Q - A propos des sanctions, les États-Unis ont pris des sanctions, gel des avoirs, etc. Vous avez vu John Kerry, qu'est-ce que vous vous êtes dit ? Quelle est la position de la France ?
R - John Kerry m'a mis au courant de la décision américaine, qu'il avait d'ailleurs déjà laissée entendre hier. Et par ailleurs il y a en ce moment même, je pense que ce n'est pas terminé, une réunion des chefs d'État et de gouvernement à Bruxelles qui délibère précisément de la position qui va être adoptée. Je ne veux pas en préjuger, mais c'est en train d'être discuté, puisque vous m'interrogez, il est deux heures de l'après-midi.
Q - On ne va pas dans le sens d'une désescalade, si d'un côté la Crimée demande le rattachement à la Russie, et de l'autre les Occidentaux, déjà, adoptent des sanctions ?
R - Évidemment, en ce qui concerne l'Ukraine et la Crimée, il ne faut pas qu'il y ait des mesures qui soient prises qui violent l'intégrité territoriale, ça c'est clair. Donc ce qui est souhaité, c'est qu'il y ait une baisse de la pression. En ce qui nous concerne, notre attitude en tant qu'Européens, ce que nous avons décidé déjà lundi, lors de la réunion des ministres des affaires étrangères, c'est d'évoquer des sanctions, mais de les lier à l'escalade ou à la désescalade. Il est évident que par rapport aux actions qui ont été menées par les Russes et à ce qui se passe en Ukraine, on ne peut pas rester sans rien faire. Mais en même temps, il ne faut pas prendre des actions qui empêcheraient cette désescalade. Donc c'est de cela que les chefs d'État et de gouvernement sont en train de discuter en ce moment, et la réponse sera apportée dans quelques dizaines de minutes.

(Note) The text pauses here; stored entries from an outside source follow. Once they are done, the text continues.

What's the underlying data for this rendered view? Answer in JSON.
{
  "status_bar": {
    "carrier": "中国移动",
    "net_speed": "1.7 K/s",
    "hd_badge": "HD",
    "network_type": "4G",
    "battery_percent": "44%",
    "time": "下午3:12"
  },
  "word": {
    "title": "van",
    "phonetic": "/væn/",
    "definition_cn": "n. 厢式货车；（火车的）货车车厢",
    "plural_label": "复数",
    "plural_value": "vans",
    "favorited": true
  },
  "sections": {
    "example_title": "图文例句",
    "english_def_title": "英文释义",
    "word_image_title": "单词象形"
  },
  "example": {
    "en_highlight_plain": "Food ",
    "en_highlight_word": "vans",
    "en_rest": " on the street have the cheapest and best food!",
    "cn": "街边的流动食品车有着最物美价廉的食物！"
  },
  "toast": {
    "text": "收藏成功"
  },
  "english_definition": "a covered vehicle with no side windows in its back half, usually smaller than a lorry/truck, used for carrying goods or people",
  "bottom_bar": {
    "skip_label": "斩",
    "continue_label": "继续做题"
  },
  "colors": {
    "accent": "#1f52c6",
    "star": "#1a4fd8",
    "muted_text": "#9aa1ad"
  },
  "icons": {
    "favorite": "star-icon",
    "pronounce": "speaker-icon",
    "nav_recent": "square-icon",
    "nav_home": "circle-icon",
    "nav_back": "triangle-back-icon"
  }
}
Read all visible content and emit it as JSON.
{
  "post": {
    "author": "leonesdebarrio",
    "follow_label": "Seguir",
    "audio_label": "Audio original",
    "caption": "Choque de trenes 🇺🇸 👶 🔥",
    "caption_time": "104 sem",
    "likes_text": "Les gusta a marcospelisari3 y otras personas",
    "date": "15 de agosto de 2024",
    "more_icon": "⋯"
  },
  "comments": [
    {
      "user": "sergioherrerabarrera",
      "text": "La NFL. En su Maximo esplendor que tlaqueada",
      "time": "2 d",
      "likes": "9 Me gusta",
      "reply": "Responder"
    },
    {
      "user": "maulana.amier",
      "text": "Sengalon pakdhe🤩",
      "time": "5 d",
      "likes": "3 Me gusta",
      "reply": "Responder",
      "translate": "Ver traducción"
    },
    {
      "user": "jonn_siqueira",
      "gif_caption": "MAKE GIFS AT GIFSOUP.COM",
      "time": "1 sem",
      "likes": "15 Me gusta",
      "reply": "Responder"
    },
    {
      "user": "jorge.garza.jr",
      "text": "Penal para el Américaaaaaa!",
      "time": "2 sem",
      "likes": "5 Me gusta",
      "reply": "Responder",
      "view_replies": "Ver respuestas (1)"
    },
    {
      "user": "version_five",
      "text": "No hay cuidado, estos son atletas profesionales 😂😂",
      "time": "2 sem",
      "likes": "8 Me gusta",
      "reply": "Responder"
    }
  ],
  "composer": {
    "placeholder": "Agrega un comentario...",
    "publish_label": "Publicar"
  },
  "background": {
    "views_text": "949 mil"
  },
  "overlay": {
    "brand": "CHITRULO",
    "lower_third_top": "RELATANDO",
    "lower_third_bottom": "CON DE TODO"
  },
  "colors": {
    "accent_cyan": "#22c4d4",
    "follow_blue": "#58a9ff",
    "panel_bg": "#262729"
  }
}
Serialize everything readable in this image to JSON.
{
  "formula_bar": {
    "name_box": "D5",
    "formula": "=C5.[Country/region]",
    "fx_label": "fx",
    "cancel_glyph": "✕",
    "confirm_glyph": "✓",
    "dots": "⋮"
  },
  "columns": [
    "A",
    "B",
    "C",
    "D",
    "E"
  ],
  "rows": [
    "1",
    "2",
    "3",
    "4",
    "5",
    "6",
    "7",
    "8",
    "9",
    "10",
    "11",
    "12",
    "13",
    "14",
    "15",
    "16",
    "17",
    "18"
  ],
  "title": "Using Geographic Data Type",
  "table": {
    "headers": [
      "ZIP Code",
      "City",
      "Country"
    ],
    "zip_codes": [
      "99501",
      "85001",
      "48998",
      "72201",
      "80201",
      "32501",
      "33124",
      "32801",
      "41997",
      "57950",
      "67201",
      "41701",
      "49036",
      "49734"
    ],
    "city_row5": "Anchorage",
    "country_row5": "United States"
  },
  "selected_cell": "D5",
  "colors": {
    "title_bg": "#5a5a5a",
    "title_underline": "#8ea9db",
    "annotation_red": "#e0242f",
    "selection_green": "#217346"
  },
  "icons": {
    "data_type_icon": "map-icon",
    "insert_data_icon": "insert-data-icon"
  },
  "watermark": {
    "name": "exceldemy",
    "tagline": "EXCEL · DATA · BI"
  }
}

Q - Les Américains, ça va dans quel sens ?
R - Les Américains avaient dit qu'ils prendraient des sanctions ciblées, mais pas la totalité, par exemple, en ce qui concerne les relations économiques, les relations militaires, ou d'autres aspects encore, il n'a pas été décidé de prendre des sanctions. Là, ce sont des mesures qu'on appelle ciblées et qui visent quelques personnes. Et nous avons pris des sanctions qui sont maintenant effectives, qui concernent non pas les Russes mais les Ukrainiens, et en particulier ce que j'appellerais «l'équipe Yanoukovitch», et nous avons pris des sanctions qui sont effectives pour geler les avoirs, parce qu'il y a eu certainement des abus financiers. Nous l'avions annoncé, et nous l'avons fait. Mais cela concerne les Ukrainiens.
Q - Chaque jour, la crise monte ou descend. Aujourd'hui, c'est une journée d'escalade ou de désescalade ?
R - Hier, à Paris, c'était plutôt une journée de désescalade.
Q - Et aujourd'hui ?
R - Aujourd'hui, je dirais que cela dépendra de ce qui sera, dans quelques minutes, décidé à Bruxelles, et cela dépendra aussi de la réaction russe. Merci beaucoup.